|Petrified Forest National Park, AZ, 2014|
When I ride my motorcycle across the United States, and find myself on a long stretch of road cutting into hundreds of miles of open space, I can feel it.
Suddenly, the worry of having enough money goes away. Knowing where I'll be sleeping tonight doesn't matter anymore. My standing in the community becomes worthless. Stuff like my credit score, my taxes, even my business is so insignificant. I could just throw it all away.
All that matters is that I'm here, on this planet, with the chance to be in a physical body, to feel, to do, to experience. Just the fact that I'm alive, in this second, is all that really matters.
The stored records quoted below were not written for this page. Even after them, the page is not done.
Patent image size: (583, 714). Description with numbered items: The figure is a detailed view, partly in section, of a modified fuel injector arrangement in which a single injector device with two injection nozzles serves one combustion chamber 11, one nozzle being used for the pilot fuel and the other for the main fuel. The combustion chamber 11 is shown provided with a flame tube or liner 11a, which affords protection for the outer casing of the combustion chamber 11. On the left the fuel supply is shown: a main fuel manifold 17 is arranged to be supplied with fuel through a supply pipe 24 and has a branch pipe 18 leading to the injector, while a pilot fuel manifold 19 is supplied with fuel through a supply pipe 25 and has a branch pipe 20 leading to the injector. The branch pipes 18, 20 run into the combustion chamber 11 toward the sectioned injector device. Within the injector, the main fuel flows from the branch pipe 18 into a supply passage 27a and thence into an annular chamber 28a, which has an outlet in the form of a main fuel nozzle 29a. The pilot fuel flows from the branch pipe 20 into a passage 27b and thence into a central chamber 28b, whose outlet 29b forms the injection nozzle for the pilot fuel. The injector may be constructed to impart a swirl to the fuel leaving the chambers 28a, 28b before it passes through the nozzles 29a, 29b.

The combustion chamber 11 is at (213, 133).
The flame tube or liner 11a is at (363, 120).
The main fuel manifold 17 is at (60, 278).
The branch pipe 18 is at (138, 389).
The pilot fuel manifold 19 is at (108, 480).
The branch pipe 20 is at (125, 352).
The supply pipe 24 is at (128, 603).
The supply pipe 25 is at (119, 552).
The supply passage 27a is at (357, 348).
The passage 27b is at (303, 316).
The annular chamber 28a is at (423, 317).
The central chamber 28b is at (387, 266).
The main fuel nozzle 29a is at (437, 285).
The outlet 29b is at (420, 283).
I could be in a downtown bar drinking a really good beer, or I could be homeless sleeping on a sidewalk, or I could be naked in the desert with nothing. Either way, I'm still thinking, feeling, and doing. I'm still soaking up what the Earth has to offer while I'm occupying this body.
Even if I were to die the next day, I still got to experience what it's like to be alive.
And I wouldn't really die. I just wouldn't have this body anymore. But who's to say that I won't occupy another body some other time, some other place? Why would I want to go to Heaven if I have to be there forever? I'd rather see it for awhile, and then move on.
It's making good with whatever life has given you, in the time you're here, is all that counts.